A thin (0.1 mm) layer of water that is frozen and examined under polarized light. Courtesy of Rainer Stahlberg and Gerald H. Pollack, University of Washington
Despite what you may have heard, water doesn’t always freeze at 32 degrees Fahrenheit. A team of scientists in Israel has come up with a way to control the temperature at which water will freeze.
A Matter Of Surface
Water, it turns out, is reluctant to freeze. Ice crystals prefer something to form on — a particle of dust will work, or a rough surface. The scientific team found that dust-free water on a smooth, clean surface will drop well below 32 Fahrenheit (zero Celsius) before it freezes. In this state, the water is called “supercooled.” But once one crystal does form, the supercooled water will freeze rock-solid in an instant.
Igor Lubomirsky of Israel’s Weizmann Institute of Science has been working with unusual materials called pyroelectric amorphous solids. These materials change their electrical charge depending on their temperature. Lubomirsky noticed that when he put water on these materials, the freezing point depended on the charge. Negative charge lowers the freezing point, positive charges raise it.
“Just the presence of electric charge by itself, on a surface that is not conductive, does something to water,” he says.
'A Good Subject To Think About’
Lubomirsky found something else strange. On a positively charged surface, the water freezes from the bottom up, and on a negative surface, the water freezes from the top down.
Lubomirsky says he doesn't know why changing charge alters the freezing properties of the water. “But what we do know is we have a very, very, very good subject to think about,” he says. His results appear in the latest edition of the journal Science.

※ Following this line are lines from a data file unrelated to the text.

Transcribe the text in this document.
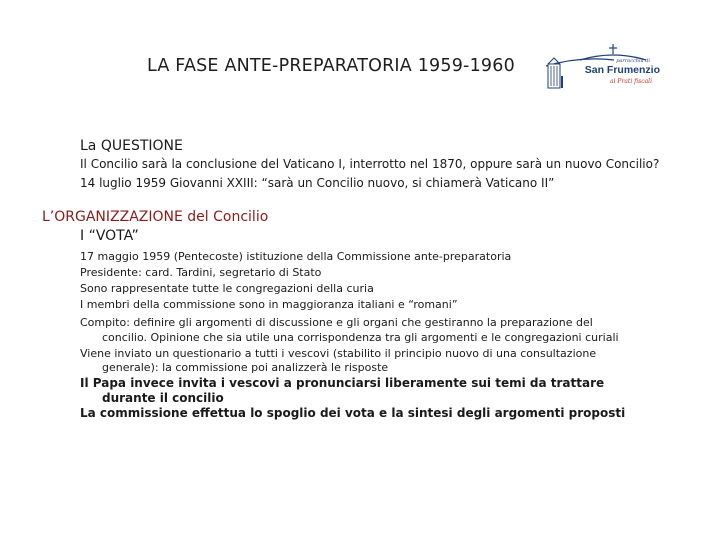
LA FASE ANTE-PREPARATORIA 1959-1960	parrocchia di
San Frumenzio
ai Prati fiscali
La QUESTIONE
Il Concilio sarà la conclusione del Vaticano I, interrotto nel 1870, oppure sarà un nuovo Concilio?
14 luglio 1959 Giovanni XXIII: “sarà un Concilio nuovo, si chiamerà Vaticano II”
L’ORGANIZZAZIONE del Concilio
I “VOTA”
17 maggio 1959 (Pentecoste) istituzione della Commissione ante-preparatoria
Presidente: card. Tardini, segretario di Stato
Sono rappresentate tutte le congregazioni della curia
I membri della commissione sono in maggioranza italiani e “romani”
Compito: definire gli argomenti di discussione e gli organi che gestiranno la preparazione del
concilio. Opinione che sia utile una corrispondenza tra gli argomenti e le congregazioni curiali
Viene inviato un questionario a tutti i vescovi (stabilito il principio nuovo di una consultazione
generale): la commissione poi analizzerà le risposte
Il Papa invece invita i vescovi a pronunciarsi liberamente sui temi da trattare
durante il concilio
La commissione effettua lo spoglio dei vota e la sintesi degli argomenti proposti
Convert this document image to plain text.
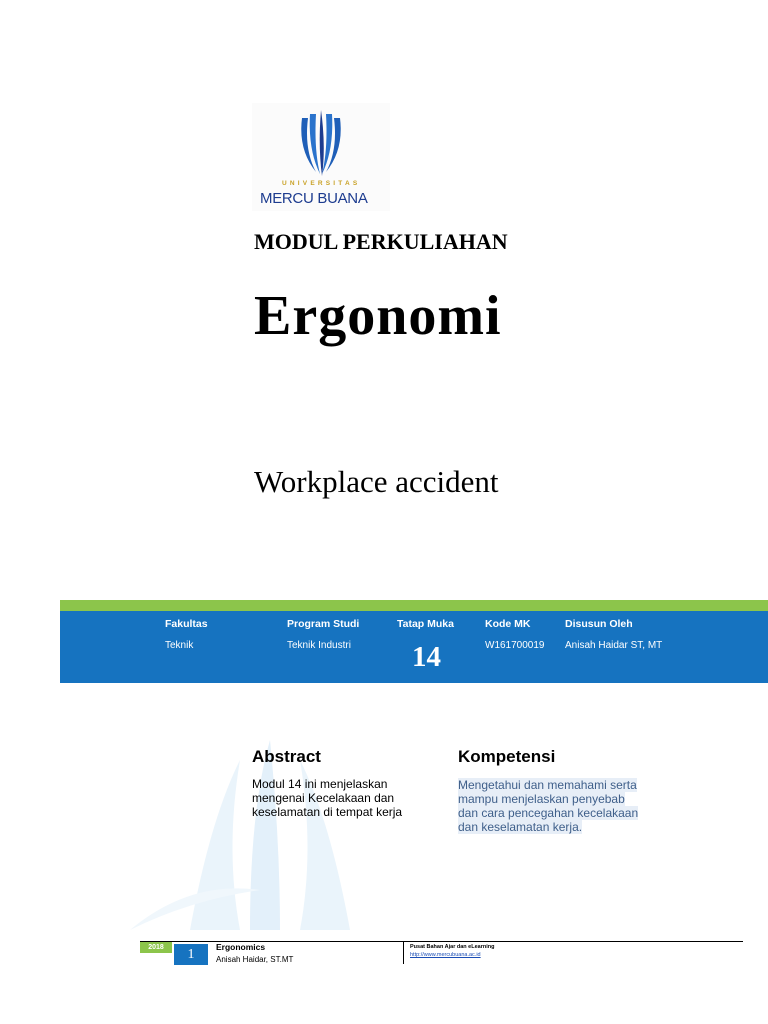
UNIVERSITAS
MERCU BUANA
MODUL PERKULIAHAN
Ergonomi
Workplace accident
Fakultas
Teknik
Program Studi
Teknik Industri
Tatap Muka
14
Kode MK
W161700019
Disusun Oleh
Anisah Haidar ST, MT
Abstract
Modul 14 ini menjelaskan
mengenai Kecelakaan dan
keselamatan di tempat kerja
Kompetensi
Mengetahui dan memahami serta
mampu menjelaskan penyebab
dan cara pencegahan kecelakaan
dan keselamatan kerja.
2018	1	Ergonomics
Anisah Haidar, ST.MT
Pusat Bahan Ajar dan eLearning
http://www.mercubuana.ac.id
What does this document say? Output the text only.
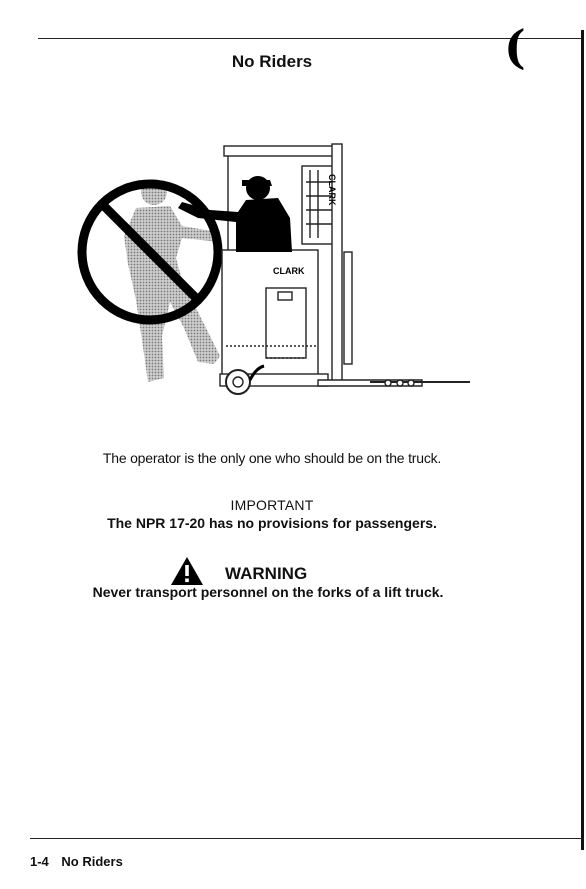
(
No Riders
CLARK
CLARK
The operator is the only one who should be on the truck.
IMPORTANT
The NPR 17-20 has no provisions for passengers.
WARNING
Never transport personnel on the forks of a lift truck.
1-4 No Riders
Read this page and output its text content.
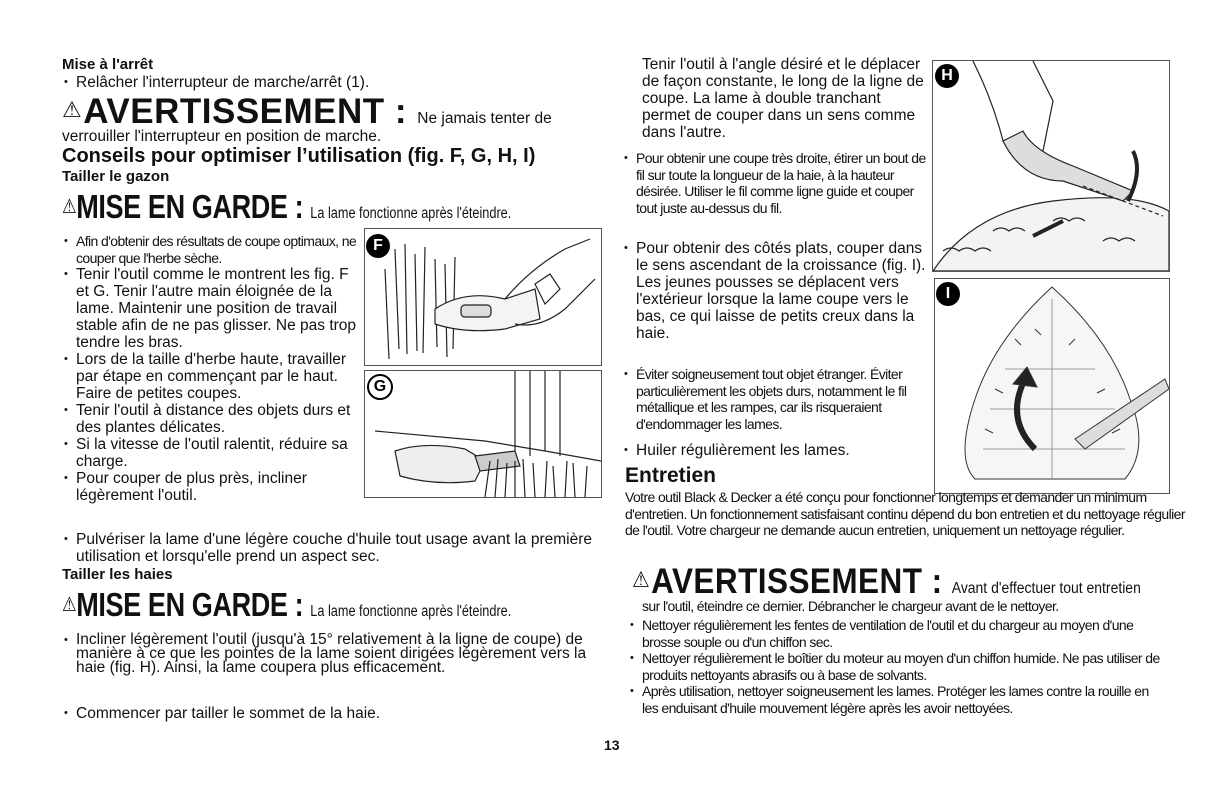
Mise à l'arrêt
• Relâcher l'interrupteur de marche/arrêt (1).
⚠AVERTISSEMENT : Ne jamais tenter de
verrouiller l'interrupteur en position de marche.
Conseils pour optimiser l’utilisation (fig. F, G, H, I)
Tailler le gazon
⚠MISE EN GARDE : La lame fonctionne après l'éteindre.
• Afin d'obtenir des résultats de coupe optimaux, ne couper que l'herbe sèche.
• Tenir l'outil comme le montrent les fig. F et G. Tenir l'autre main éloignée de la lame. Maintenir une position de travail stable afin de ne pas glisser. Ne pas trop tendre les bras.
• Lors de la taille d'herbe haute, travailler par étape en commençant par le haut. Faire de petites coupes.
• Tenir l'outil à distance des objets durs et des plantes délicates.
• Si la vitesse de l'outil ralentit, réduire sa charge.
• Pour couper de plus près, incliner légèrement l'outil.
F
G
• Pulvériser la lame d'une légère couche d'huile tout usage avant la première utilisation et lorsqu'elle prend un aspect sec.
Tailler les haies
⚠MISE EN GARDE : La lame fonctionne après l'éteindre.
• Incliner légèrement l'outil (jusqu'à 15° relativement à la ligne de coupe) de manière à ce que les pointes de la lame soient dirigées légèrement vers la haie (fig. H). Ainsi, la lame coupera plus efficacement.
• Commencer par tailler le sommet de la haie.
Tenir l'outil à l'angle désiré et le déplacer de façon constante, le long de la ligne de coupe. La lame à double tranchant permet de couper dans un sens comme dans l'autre.
H
• Pour obtenir une coupe très droite, étirer un bout de fil sur toute la longueur de la haie, à la hauteur désirée. Utiliser le fil comme ligne guide et couper tout juste au-dessus du fil.
• Pour obtenir des côtés plats, couper dans le sens ascendant de la croissance (fig. I). Les jeunes pousses se déplacent vers l'extérieur lorsque la lame coupe vers le bas, ce qui laisse de petits creux dans la haie.
• Éviter soigneusement tout objet étranger. Éviter particulièrement les objets durs, notamment le fil métallique et les rampes, car ils risqueraient d'endommager les lames.
• Huiler régulièrement les lames.
I
Entretien
Votre outil Black & Decker a été conçu pour fonctionner longtemps et demander un minimum d'entretien. Un fonctionnement satisfaisant continu dépend du bon entretien et du nettoyage régulier de l'outil. Votre chargeur ne demande aucun entretien, uniquement un nettoyage régulier.
⚠AVERTISSEMENT : Avant d'effectuer tout entretien
sur l'outil, éteindre ce dernier. Débrancher le chargeur avant de le nettoyer.
• Nettoyer régulièrement les fentes de ventilation de l'outil et du chargeur au moyen d'une brosse souple ou d'un chiffon sec.
• Nettoyer régulièrement le boîtier du moteur au moyen d'un chiffon humide. Ne pas utiliser de produits nettoyants abrasifs ou à base de solvants.
• Après utilisation, nettoyer soigneusement les lames. Protéger les lames contre la rouille en les enduisant d'huile mouvement légère après les avoir nettoyées.
13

Lithium tantalate was one of the materials the team studied. At minus 11 degrees Celsius, lithium tantalate is negatively charged. When the temperature rises 3 degrees, however, it becomes positively charged. And since water freezes more easily at a higher temperature on positively charged surfaces, as you warm the supercooled liquid, it becomes solid — findings not at all in line with what we know from everyday life.
Franz Geiger, a physical chemist at Northwestern University in Illinois, thinks Lubomirsky’s work may be important for climate modeling. That’s because ice crystals form on dust in the atmosphere — this is how clouds are made. Dust can have different electrical charges, and that could change the temperature at which clouds form — which in turn could affect global temperatures.